Can’t Feel At Home, an original play by Dr John T Glick, premieres in early December (2022) at the Court Square Theatre in Harrisonburg, VA. (Tickets HERE)
Can’t Feel At Home tells the story of families displaced from the Blue Ridge Mountains in the 1930’s to allow for the construction of Shenandoah National Park and the Skyline Drive.
The Drive stretches from Front Royal to Rockfish Gap, in Augusta County, Virginia, before connecting with the Blue Ridge Parkway, which runs to North Carolina, so the project affected many, many people — 3,000 tracts of land and at least 500 families according to NPS.
As much as we all appreciate the beauty of the Drive and economic benefits of tourism, the forced relocation of many families brought a lot of heartache, and it is understandably a very personal subject for local residents who cherish their legacy of independent country life and the communities they forged.
Does your family have a story you’d like to share about Relocation? Let us know at Warren Heritage Society.
The creation of Skyline Drive displaced industry as well as residences. Belmont Winery, featured in an earlier post, was on Skyline Drive land! Much of the land that is now covered with trees was clear cut in earlier days. A bit about Virginia’s forest history here.
We’re looking forward to this play and hope to see you there. Buy your tickets now!

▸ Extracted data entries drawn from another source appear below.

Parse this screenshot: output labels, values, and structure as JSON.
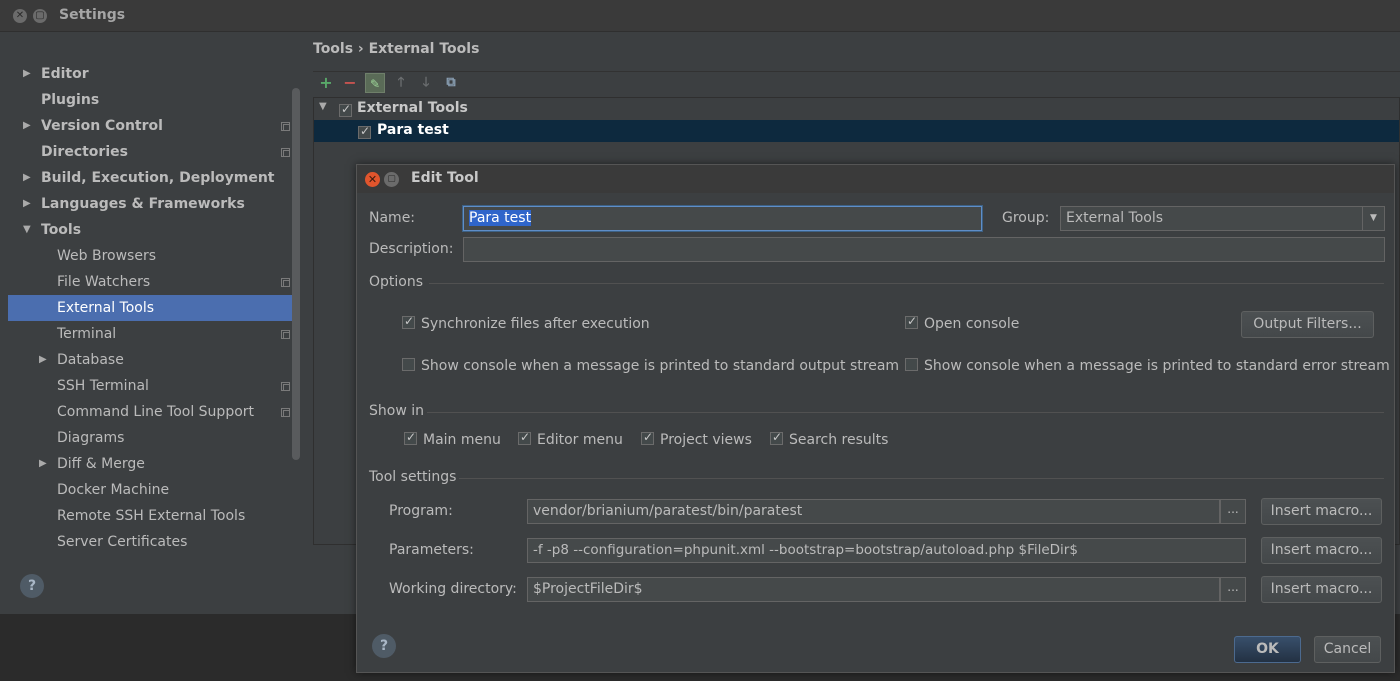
{
  "settings": {
    "title": "Settings",
    "breadcrumb": "Tools › External Tools",
    "sidebar": [
      {
        "label": "Editor",
        "bold": true,
        "arrow": "▶",
        "indent": 0,
        "copy": false
      },
      {
        "label": "Plugins",
        "bold": true,
        "arrow": "",
        "indent": 0,
        "copy": false
      },
      {
        "label": "Version Control",
        "bold": true,
        "arrow": "▶",
        "indent": 0,
        "copy": true
      },
      {
        "label": "Directories",
        "bold": true,
        "arrow": "",
        "indent": 0,
        "copy": true
      },
      {
        "label": "Build, Execution, Deployment",
        "bold": true,
        "arrow": "▶",
        "indent": 0,
        "copy": false
      },
      {
        "label": "Languages & Frameworks",
        "bold": true,
        "arrow": "▶",
        "indent": 0,
        "copy": false
      },
      {
        "label": "Tools",
        "bold": true,
        "arrow": "▼",
        "indent": 0,
        "copy": false
      },
      {
        "label": "Web Browsers",
        "bold": false,
        "arrow": "",
        "indent": 1,
        "copy": false
      },
      {
        "label": "File Watchers",
        "bold": false,
        "arrow": "",
        "indent": 1,
        "copy": true
      },
      {
        "label": "External Tools",
        "bold": false,
        "arrow": "",
        "indent": 1,
        "copy": false,
        "selected": true
      },
      {
        "label": "Terminal",
        "bold": false,
        "arrow": "",
        "indent": 1,
        "copy": true
      },
      {
        "label": "Database",
        "bold": false,
        "arrow": "▶",
        "indent": 1,
        "copy": false
      },
      {
        "label": "SSH Terminal",
        "bold": false,
        "arrow": "",
        "indent": 1,
        "copy": true
      },
      {
        "label": "Command Line Tool Support",
        "bold": false,
        "arrow": "",
        "indent": 1,
        "copy": true
      },
      {
        "label": "Diagrams",
        "bold": false,
        "arrow": "",
        "indent": 1,
        "copy": false
      },
      {
        "label": "Diff & Merge",
        "bold": false,
        "arrow": "▶",
        "indent": 1,
        "copy": false
      },
      {
        "label": "Docker Machine",
        "bold": false,
        "arrow": "",
        "indent": 1,
        "copy": false
      },
      {
        "label": "Remote SSH External Tools",
        "bold": false,
        "arrow": "",
        "indent": 1,
        "copy": false
      },
      {
        "label": "Server Certificates",
        "bold": false,
        "arrow": "",
        "indent": 1,
        "copy": false
      }
    ],
    "tools_tree": {
      "group_label": "External Tools",
      "item_label": "Para test"
    },
    "help_label": "?"
  },
  "dialog": {
    "title": "Edit Tool",
    "name_label": "Name:",
    "name_value": "Para test",
    "group_label": "Group:",
    "group_value": "External Tools",
    "description_label": "Description:",
    "description_value": "",
    "options_header": "Options",
    "sync_label": "Synchronize files after execution",
    "open_console_label": "Open console",
    "output_filters_label": "Output Filters...",
    "stdout_label": "Show console when a message is printed to standard output stream",
    "stderr_label": "Show console when a message is printed to standard error stream",
    "show_in_header": "Show in",
    "show_in": [
      {
        "label": "Main menu",
        "checked": true
      },
      {
        "label": "Editor menu",
        "checked": true
      },
      {
        "label": "Project views",
        "checked": true
      },
      {
        "label": "Search results",
        "checked": true
      }
    ],
    "tool_settings_header": "Tool settings",
    "program_label": "Program:",
    "program_value": "vendor/brianium/paratest/bin/paratest",
    "parameters_label": "Parameters:",
    "parameters_value": "-f -p8 --configuration=phpunit.xml --bootstrap=bootstrap/autoload.php $FileDir$",
    "working_dir_label": "Working directory:",
    "working_dir_value": "$ProjectFileDir$",
    "insert_macro_label": "Insert macro...",
    "dots_label": "...",
    "ok_label": "OK",
    "cancel_label": "Cancel",
    "help_label": "?"
  }
}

December 1-4 (2022) at Court Square Theater at 41-f Court Square, Harrisonburg VA.
- Thurs (12/1) 7:30
- Fri (12/2) 7:30
- Sat (12/3) 3:00 & 7:30
- Sun (12/4) 3:00
More about Skyline Drive and the relocation project:
Displaced Mountain People, a video production of VPN (Virginia Public Media). “Today, the two million people who visit the Park each year may not realize that if they listen close enough, they can hear the hearts of those who loved this land still beating in rhythm with the crickets.”
Video here — “In the early 1930s, the Commonwealth of Virginia removed families from their homes in the Blue Ridge Mountains to make way for the new Shenandoah National Park. Graveyards, home foundations, and orchards offer hikers subtle reminders that the land was once called home to thousands of mountain people. This is a brief history of their lives, and displacement, within the current park’s boundaries.”
From Wikipedia: Groundbreaking for Skyline Drive took place in 1931. The first section, which originally was to run from Rapidan Camp to Skyland, was extended between Swift Run Gap and Thornton Gap and opened in 1934. Skyline Drive was extended north to Front Royal in 1936 and south to Jarman Gap in 1939.